In my middle school ceramics class, I’d slap my clay down on the table, gather it up, and then do it again, wedging all the air bubbles out of my material. Outwardly, the clay remained a big lump, with no sign yet of artistry, but without this step, whatever I sculpted later would blow itself to bits in the kiln.
As I thudded the clay down again, I kept a rhythm by chanting in my head, Gutta cavat lapidem non vi sed saepe cadendo. It had the benefit of fitting an iambic thwup, and the meaning of the Latin phrase suited my work: “The droplet breaks the stone, not by force, but by often falling.”
In our discussion of friendship as regular, low-stakes presence, I thought of that expression. A recent piece in the Atlantic was a moving tribute to this kind of chosen, small, commitment. It’s an interview with two friends who high-five every week:
Andy: It wasn’t until 2014, when we were both at the same party and having that same conversation—“Man we’ve got to hang out”—that Gabe told me he had moved just a mile and a half down the road from me. I said, “Gabe since you live so close, what if we just walked [toward each other] and high-fived in the middle? If we do that every week for 10 years, that’s the kind of story they would do on CBS Sunday Morning [our wives’ favorite TV show].”
Beck: Walk me through the high five’s early days.
Andy: The first was probably a day or two after that party. I have it right here in my high-five journal.
Beck: Oh my gosh. [At this point, Andy pulled out a notebook with the outline of a hand on it.]
Andy: It was 8:05 AM on April 30, 2014. We texted and said, “All right, let’s leave our houses.” We met at the middle point, gave a high five—and then weren’t sure what to do, so we talked for three hours. The only rule in the beginning was that we had to do it one time each week. The middle point happens to be a park, so we’d give each other a high five, and then we would shoot baskets, talk for 15 minutes or so, and go back home.
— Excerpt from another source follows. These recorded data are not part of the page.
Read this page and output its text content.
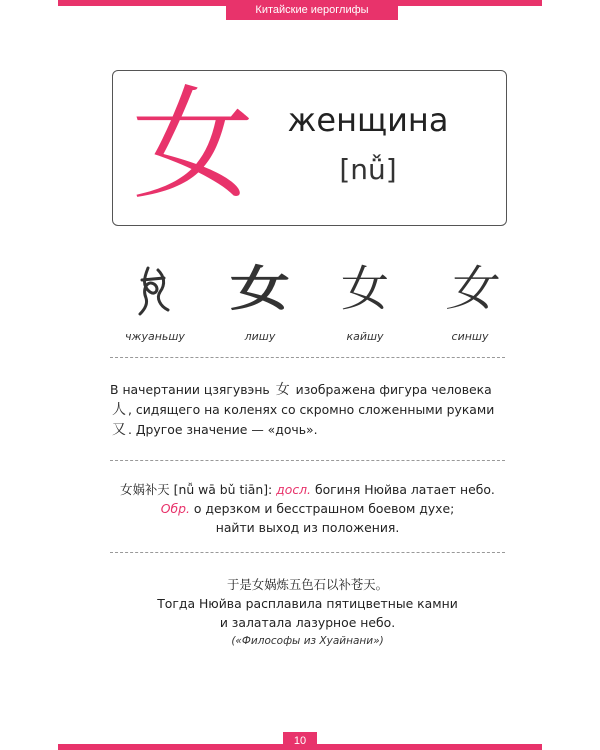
Китайские иероглифы
女	женщина
[nǚ]
чжуаньшу
女
лишу
女
кайшу
女
синшу
В начертании цзягувэнь 女 изображена фигура человека 人 , сидящего на коленях со скромно сложенными руками 又 . Другое значение — «дочь».
女娲补天 [nǚ wā bǔ tiān]: досл. богиня Нюйва латает небо.
Обр. о дерзком и бесстрашном боевом духе;
найти выход из положения.
于是女娲炼五色石以补苍天。
Тогда Нюйва расплавила пятицветные камни
и залатала лазурное небо.
(«Философы из Хуайнани»)
10
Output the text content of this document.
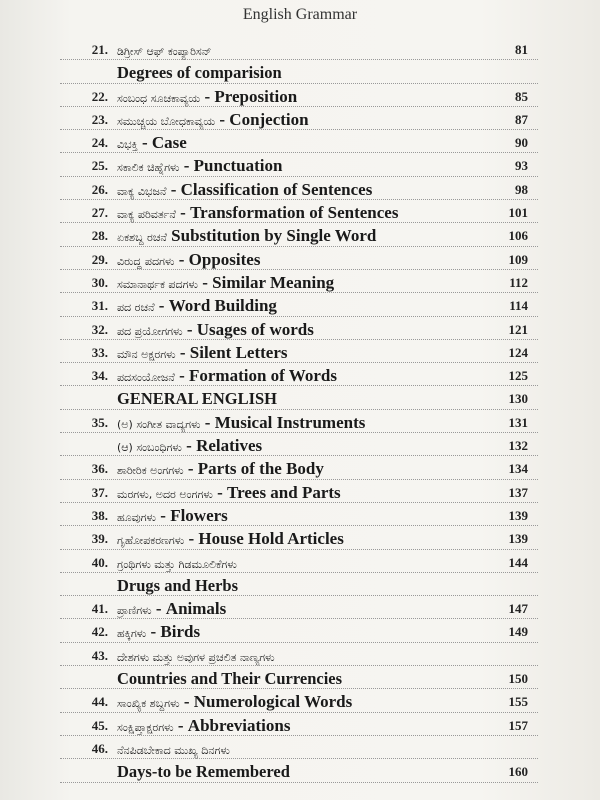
English Grammar
21. ಡಿಗ್ರೀಸ್ ಆಫ್ ಕಂಪ್ಯಾರಿಸನ್	81
Degrees of comparision
22. ಸಂಬಂಧ ಸೂಚಕಾವ್ಯಯ - Preposition	85
23. ಸಮುಚ್ಚಯ ಬೋಧಕಾವ್ಯಯ - Conjection	87
24. ವಿಭಕ್ತಿ - Case	90
25. ಸಕಾಲಿಕ ಚಿಹ್ನೆಗಳು - Punctuation	93
26. ವಾಕ್ಯ ವಿಭಜನೆ - Classification of Sentences	98
27. ವಾಕ್ಯ ಪರಿವರ್ತನೆ - Transformation of Sentences	101
28. ಏಕಶಬ್ದ ರಚನೆ Substitution by Single Word	106
29. ವಿರುದ್ಧ ಪದಗಳು - Opposites	109
30. ಸಮಾನಾರ್ಥಕ ಪದಗಳು - Similar Meaning	112
31. ಪದ ರಚನೆ - Word Building	114
32. ಪದ ಪ್ರಯೋಗಗಳು - Usages of words	121
33. ಮೌನ ಅಕ್ಷರಗಳು - Silent Letters	124
34. ಪದಸಂಯೋಜನೆ - Formation of Words	125
GENERAL ENGLISH	130
35. (ಅ) ಸಂಗೀತ ವಾದ್ಯಗಳು - Musical Instruments	131
(ಆ) ಸಂಬಂಧಿಗಳು - Relatives	132
36. ಶಾರೀರಿಕ ಅಂಗಗಳು - Parts of the Body	134
37. ಮರಗಳು, ಅದರ ಅಂಗಗಳು - Trees and Parts	137
38. ಹೂವುಗಳು - Flowers	139
39. ಗೃಹೋಪಕರಣಗಳು - House Hold Articles	139
40. ಗ್ರಂಥಿಗಳು ಮತ್ತು ಗಿಡಮೂಲಿಕೆಗಳು	144
Drugs and Herbs
41. ಪ್ರಾಣಿಗಳು - Animals	147
42. ಹಕ್ಕಿಗಳು - Birds	149
43. ದೇಶಗಳು ಮತ್ತು ಅವುಗಳ ಪ್ರಚಲಿತ ನಾಣ್ಯಗಳು
Countries and Their Currencies	150
44. ಸಾಂಖ್ಯಿಕ ಶಬ್ದಗಳು - Numerological Words	155
45. ಸಂಕ್ಷಿಪ್ತಾಕ್ಷರಗಳು - Abbreviations	157
46. ನೆನಪಿಡಬೇಕಾದ ಮುಖ್ಯ ದಿನಗಳು
Days-to be Remembered	160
The humble routine acquires weight (and a journal of high fives!) by being repeated. But it still might not have made it into the magazine without some other, more dramatic hook to the story. In this case, what elevates the story to notability is the fact that Andy’s friend Gabe got sick and lost part of his memory. He forgot that the high five tradition existed, but it remained engraved in his body as a reflex.
The article is great, but I wish it were more common to valorize this kind of tradition without needing a dramatic twist to make it count. I love G.K. Chesterton’s writings because he has such a strong sense of the romance of taking care of small things. Like my clay chant, he helps reenchant diligence. As he writes in Orthodoxy:
We have remarked that one reason offered for being a progressive is that things naturally tend to grow better. But the only real reason for being a progressive is that things naturally tend to grow worse. The corruption in things is not only the best argument for being progressive; it is also the only argument against being conservative. The conservative theory would really be quite sweeping and unanswerable if it were not for this one fact. But all conservatism is based upon the idea that if you leave things alone you leave them as they are. But you do not. If you leave a thing alone you leave it to a torrent of change. If you leave a white post alone it will soon be a black post. If you particularly want it to be white you must be always painting it again; that is, you must be always having a revolution. Briefly, if you want the old white post you must have a new white post.
This work isn’t exclusive to women, but it tends to fall particularly to women (and to be valorized least when women do it).